In recent years, interest in improving underperforming schools, schools with dysfunctional configurations, or schools in challenging circumstances has increased significantly. Research of failing schools has shifted to research on school turnaround. Reforms and initiatives were launched intensively in some countries. In many countries, however, the introduction of educational standards-based monitoring and quality management systems has made the differences in school quality obvious. Schools that do not meet expectations or perform worse in benchmarking are identified by these diagnostic approaches (e.g., in particular, through the external evaluation of school inspection).
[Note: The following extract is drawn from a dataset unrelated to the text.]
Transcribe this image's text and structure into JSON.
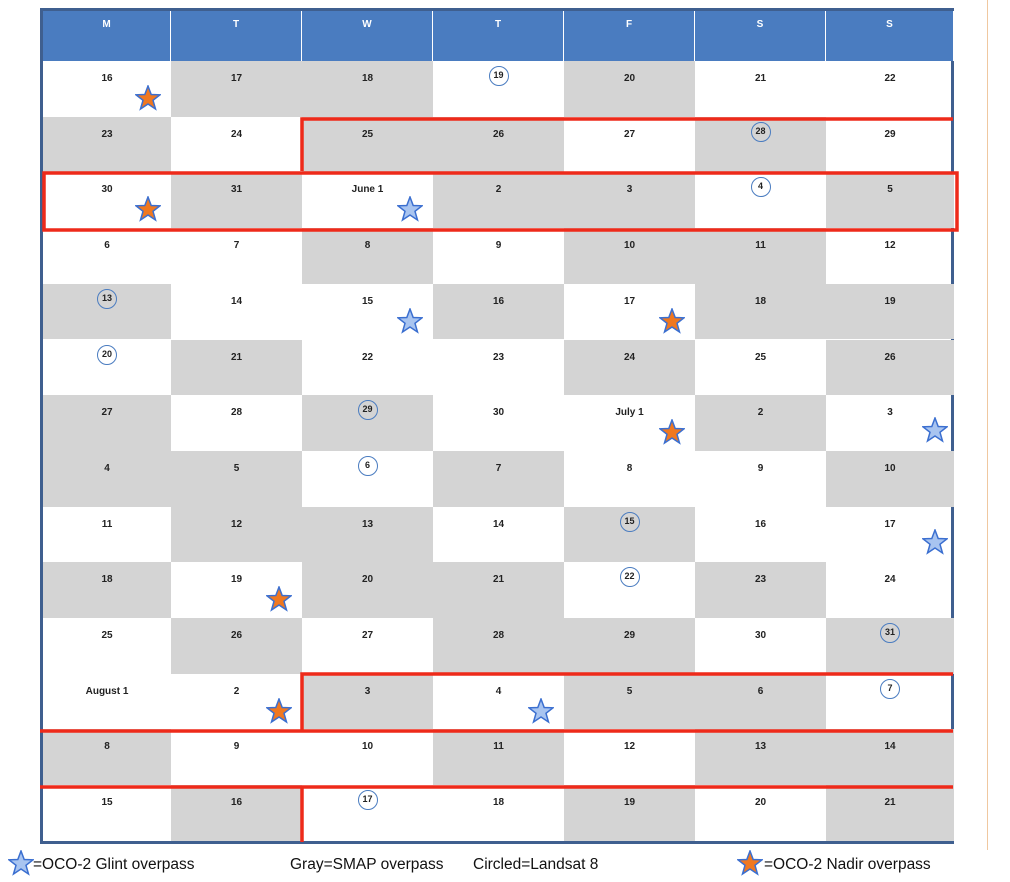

What interventions promote efficient and effective school improvement or school turnaround is moving to the front of academic and political discussion.
This topic is also increasingly on the agenda in German-speaking countries. Some German federal states, such as the city states of Hamburg, Bremen, and Berlin, have already addressed this issue and started projects to develop support measures. Moreover, the need for successful quality development also arises in other German federal states, as well as in other German-speaking countries such as Austria, Liechtenstein, and Switzerland. In Switzerland, for example, I chaired a summer symposium in 2009 for the cantonal cadre association of the German-speaking and multilingual cantons that also focused primarily on school turnaround. The fact that the topic of “school development in schools in challenging circumstances” affects not only the organizational level but also the system level becomes particularly clear from the findings of previous research and evaluation projects internationally. This is also reflected in the fact that the school administration or the school authorities are increasingly turning to this topic, including not only “school turnaround” but “district turnaround.”
This chapter reviews international efforts on school turnaround, identifying areas that are key to supporting leaders trying to lead such challenging work. Then the chapter identifies characteristics of German approaches that are similar and different. The chapter concludes with recommendations contextualized for supporting school turnaround in Germany.